Traversing a binary tree to get from one number to another using only two operations

Question

I'm doing a problem that says that we have to get from one number, n, to another, m, in as few steps as possible, where each "step" can be 1) doubling, or 2) subtracting one. The natural approach is two construct a binary tree and run BFS since we are given that n, m are bounded by 0 ≤ n, m ≤ 10⁴ and so the tree doesn't get that big. However, I ran into a stunningly short solution, and have no idea why it works. It basically goes from m … n instead, halving or adding one as necessary to decrease m until it is less than n, and then just adding to get up to n. Here is the code:

    while(n<m){
        if (m%2) m++;
        else m /= 2;
        count++;
    }

    count  = count  + n - m;
    return count; 

Is it obvious why this is necessarily the shortest path? I get that going from m … n is natural because n is lower bounded by zero and so the tree becomes more "finite" in some sense, but this method of modified halving until you get below the number, then adding up until you reach it, doesn't seem like it should necessarily always return the correct answer, yet it does. Why, and how might I have recognized this approach from the get-go?

Answer 1

You only have 2 available operations:

1. double n
2. subtract 1 from n

That means the only way to go up is to double and the only way to go down is to subtract 1.

If m is an even number, then you can land on it by doubling n when 2*n = m. Otherwise, you will have to subtract 1 as well (if 2*n = m + 1 then you will have to double n and then subtract 1).

If doubling n lands too far above m then you will have to subtract twice as many times than if you used the subtraction before doubling n.

example: n = 12 and m = 20.
You can either double n and then subtract 4 times as in 12*2 -4 = 20. - 5 steps
Or you can subtract twice and then double n as in (12-2)*2 = 20. - 3 steps

You might be wondering 'How should I pick between doubling or subtracting when n < m/2?'.

The idea is to use a reccurence-based approach. You know that you want n to reach a value of v such as v = m/2 or v = (m+1)/2. In other words you want n to reach v... and the shortest way to do that is to reach a value v' such as v' = v/2 or v' = (v+1)/2 and so on.

example: n = 2 and m = 21.
You want n to reach (21+1)/2 = 11 which means you want to reach (11+1)/2 = 6 and thus to reach 6/2=3 and thus to reach (3+1)/2 = 2.
Since n=2 you now know that the shortest path is: (((n*2-1)*2)*2-1)*2-1.

other example: n = 14 and m = 22.
You want n to reach 22/2 = 11.
n is already above 11 so the shortest path is : (n-1-1-1)*2.

From here, you can see that the shortest path can be deduced without a binary tree.
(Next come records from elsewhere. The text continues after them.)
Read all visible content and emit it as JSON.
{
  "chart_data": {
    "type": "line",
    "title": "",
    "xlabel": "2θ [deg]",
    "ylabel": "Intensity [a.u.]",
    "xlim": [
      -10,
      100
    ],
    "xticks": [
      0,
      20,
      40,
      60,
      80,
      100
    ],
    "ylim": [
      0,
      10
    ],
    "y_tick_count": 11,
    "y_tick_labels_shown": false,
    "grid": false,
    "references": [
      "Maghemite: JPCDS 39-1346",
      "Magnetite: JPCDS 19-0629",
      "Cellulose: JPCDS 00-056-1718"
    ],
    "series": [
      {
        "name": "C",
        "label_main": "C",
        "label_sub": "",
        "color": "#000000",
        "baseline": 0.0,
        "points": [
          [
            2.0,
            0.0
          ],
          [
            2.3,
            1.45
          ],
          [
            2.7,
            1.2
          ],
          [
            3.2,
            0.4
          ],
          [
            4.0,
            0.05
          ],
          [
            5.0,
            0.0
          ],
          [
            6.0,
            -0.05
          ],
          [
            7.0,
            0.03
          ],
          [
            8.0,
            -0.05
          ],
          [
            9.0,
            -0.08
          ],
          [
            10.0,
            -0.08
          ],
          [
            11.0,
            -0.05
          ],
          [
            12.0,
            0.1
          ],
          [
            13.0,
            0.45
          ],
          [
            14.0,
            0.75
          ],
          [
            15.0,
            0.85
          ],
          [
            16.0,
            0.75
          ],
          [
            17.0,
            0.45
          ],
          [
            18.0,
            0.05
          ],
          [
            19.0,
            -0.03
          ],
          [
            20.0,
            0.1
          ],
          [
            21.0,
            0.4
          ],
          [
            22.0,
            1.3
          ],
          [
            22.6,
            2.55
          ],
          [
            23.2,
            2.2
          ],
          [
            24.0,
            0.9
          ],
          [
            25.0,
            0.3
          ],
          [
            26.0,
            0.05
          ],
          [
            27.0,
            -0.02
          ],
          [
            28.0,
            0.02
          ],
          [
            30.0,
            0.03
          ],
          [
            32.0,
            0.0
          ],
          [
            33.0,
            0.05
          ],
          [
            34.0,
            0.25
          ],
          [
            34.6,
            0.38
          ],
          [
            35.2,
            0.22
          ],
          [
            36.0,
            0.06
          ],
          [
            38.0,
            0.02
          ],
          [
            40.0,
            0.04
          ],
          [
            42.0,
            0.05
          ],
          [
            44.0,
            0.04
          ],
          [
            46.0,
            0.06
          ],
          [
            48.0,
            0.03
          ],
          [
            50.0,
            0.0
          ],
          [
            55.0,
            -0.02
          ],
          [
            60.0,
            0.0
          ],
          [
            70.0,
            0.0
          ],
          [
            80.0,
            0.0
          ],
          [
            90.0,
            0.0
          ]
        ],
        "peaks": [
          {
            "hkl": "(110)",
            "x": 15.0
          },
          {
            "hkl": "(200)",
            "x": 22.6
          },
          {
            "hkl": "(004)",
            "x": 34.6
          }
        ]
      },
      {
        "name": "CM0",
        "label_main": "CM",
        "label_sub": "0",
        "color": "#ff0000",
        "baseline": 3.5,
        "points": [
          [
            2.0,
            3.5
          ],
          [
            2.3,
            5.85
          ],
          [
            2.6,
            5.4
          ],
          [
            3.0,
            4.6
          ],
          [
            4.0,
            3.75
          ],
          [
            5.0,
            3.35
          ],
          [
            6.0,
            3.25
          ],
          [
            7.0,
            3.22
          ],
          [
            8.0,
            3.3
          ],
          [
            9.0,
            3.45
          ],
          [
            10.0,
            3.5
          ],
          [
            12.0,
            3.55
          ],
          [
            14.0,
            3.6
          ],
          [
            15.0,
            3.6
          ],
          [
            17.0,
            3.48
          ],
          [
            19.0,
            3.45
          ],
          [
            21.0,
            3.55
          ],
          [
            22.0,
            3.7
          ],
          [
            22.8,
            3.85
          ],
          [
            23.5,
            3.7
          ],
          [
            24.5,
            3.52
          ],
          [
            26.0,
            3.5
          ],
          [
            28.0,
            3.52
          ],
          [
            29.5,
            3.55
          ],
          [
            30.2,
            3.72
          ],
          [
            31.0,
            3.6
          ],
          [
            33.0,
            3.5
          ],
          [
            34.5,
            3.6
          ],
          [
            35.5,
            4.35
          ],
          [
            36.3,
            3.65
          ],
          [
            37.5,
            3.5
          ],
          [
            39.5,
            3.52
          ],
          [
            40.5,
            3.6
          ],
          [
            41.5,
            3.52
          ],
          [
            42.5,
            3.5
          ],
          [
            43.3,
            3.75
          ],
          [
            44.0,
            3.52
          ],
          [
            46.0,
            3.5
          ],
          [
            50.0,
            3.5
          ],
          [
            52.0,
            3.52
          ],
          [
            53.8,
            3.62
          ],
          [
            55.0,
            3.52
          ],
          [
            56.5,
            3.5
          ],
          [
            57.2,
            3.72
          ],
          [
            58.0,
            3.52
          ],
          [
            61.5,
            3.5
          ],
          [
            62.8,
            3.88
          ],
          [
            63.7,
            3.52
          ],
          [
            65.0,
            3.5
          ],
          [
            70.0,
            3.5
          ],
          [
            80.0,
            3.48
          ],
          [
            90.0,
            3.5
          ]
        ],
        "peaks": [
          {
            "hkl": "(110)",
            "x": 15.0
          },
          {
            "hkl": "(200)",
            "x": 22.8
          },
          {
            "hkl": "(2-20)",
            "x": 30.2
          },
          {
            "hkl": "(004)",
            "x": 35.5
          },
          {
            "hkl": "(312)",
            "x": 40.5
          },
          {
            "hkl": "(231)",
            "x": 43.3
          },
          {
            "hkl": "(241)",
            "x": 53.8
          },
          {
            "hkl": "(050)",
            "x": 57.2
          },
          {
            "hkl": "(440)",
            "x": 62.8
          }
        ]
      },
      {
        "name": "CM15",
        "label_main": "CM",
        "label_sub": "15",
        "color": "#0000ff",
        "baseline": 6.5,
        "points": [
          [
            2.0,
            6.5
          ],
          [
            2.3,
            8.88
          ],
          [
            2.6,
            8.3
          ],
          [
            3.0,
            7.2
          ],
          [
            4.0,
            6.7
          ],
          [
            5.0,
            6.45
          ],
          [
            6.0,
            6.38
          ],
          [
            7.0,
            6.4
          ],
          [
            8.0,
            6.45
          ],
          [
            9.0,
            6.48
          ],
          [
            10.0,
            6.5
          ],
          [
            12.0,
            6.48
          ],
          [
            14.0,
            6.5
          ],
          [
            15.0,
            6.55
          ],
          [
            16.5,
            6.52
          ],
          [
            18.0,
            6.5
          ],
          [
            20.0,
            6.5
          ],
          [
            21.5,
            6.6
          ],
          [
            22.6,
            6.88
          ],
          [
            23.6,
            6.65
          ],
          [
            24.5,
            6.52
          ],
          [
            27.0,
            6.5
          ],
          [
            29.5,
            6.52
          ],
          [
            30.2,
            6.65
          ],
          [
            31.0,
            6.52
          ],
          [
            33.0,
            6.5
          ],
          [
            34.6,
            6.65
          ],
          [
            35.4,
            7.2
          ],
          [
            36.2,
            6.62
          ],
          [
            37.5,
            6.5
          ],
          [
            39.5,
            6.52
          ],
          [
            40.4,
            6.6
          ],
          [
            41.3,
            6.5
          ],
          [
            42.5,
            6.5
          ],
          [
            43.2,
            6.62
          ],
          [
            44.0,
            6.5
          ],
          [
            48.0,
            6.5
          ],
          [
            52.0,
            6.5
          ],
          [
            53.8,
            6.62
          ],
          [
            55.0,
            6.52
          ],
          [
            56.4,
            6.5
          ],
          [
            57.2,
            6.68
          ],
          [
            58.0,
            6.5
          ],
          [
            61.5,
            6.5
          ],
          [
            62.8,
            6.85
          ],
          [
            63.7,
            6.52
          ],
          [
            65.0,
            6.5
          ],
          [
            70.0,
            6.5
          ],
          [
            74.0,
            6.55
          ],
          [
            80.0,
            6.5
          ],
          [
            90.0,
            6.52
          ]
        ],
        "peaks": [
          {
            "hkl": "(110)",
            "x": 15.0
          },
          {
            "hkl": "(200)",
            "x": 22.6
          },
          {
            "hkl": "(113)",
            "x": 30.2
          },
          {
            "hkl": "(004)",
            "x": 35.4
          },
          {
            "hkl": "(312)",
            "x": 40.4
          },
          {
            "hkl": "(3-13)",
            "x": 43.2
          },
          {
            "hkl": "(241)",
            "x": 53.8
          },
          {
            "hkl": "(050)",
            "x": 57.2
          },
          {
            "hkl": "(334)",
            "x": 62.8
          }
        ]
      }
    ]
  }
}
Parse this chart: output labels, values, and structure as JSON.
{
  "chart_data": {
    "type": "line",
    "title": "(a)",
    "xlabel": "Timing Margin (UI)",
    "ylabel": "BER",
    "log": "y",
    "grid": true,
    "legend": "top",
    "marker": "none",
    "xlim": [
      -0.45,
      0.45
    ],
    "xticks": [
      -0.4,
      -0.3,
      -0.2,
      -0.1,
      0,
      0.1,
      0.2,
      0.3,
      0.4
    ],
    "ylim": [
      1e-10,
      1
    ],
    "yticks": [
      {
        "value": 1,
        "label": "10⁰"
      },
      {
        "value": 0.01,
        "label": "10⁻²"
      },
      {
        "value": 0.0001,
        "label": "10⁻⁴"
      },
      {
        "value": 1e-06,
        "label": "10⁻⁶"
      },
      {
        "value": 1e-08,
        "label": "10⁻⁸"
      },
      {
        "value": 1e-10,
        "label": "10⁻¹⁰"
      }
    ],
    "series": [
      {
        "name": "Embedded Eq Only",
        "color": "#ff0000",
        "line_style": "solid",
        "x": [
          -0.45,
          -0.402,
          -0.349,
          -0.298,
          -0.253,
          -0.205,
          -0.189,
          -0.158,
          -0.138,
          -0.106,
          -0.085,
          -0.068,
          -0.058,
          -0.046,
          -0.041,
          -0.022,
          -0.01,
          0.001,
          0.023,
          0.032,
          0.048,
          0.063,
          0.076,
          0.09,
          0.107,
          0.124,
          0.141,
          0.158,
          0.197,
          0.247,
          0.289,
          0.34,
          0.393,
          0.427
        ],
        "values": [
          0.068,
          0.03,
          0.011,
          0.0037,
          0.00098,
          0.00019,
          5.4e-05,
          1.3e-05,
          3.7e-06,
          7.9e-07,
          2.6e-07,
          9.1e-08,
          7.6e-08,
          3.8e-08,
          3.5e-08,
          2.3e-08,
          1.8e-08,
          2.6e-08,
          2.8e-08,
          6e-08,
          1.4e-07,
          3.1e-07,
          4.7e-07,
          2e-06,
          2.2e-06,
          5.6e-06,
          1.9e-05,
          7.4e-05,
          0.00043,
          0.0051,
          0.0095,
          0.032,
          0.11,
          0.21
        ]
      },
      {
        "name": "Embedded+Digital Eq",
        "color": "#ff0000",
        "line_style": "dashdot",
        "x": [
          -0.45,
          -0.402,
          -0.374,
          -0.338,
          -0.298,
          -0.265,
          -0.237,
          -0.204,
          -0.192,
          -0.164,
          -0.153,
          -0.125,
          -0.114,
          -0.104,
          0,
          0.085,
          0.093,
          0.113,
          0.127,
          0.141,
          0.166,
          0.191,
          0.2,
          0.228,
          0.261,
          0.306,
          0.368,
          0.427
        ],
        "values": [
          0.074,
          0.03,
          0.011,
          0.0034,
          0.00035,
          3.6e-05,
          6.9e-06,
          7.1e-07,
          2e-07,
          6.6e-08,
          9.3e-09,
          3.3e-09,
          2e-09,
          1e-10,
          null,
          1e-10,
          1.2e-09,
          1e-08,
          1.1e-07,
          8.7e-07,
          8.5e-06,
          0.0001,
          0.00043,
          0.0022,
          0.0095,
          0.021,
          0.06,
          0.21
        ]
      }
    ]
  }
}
On top of that, you have to think starting from m and going down to an obvious path for n. This implies that it will be easier to code an algorithm going from m to n than the opposite.

Using recurrence, this function achieves the same result:

function shortest(n, m) {
    if (n >= m) return n-m; //only way to go down

    if(m%2==0) return 1 + shortest(n, m/2); //if m is even => optimum goal is m/2
    else       return 2 + shortest(n, (m+1)/2);//else optimum goal is (m+1)/2 which necessitates 2 operations
}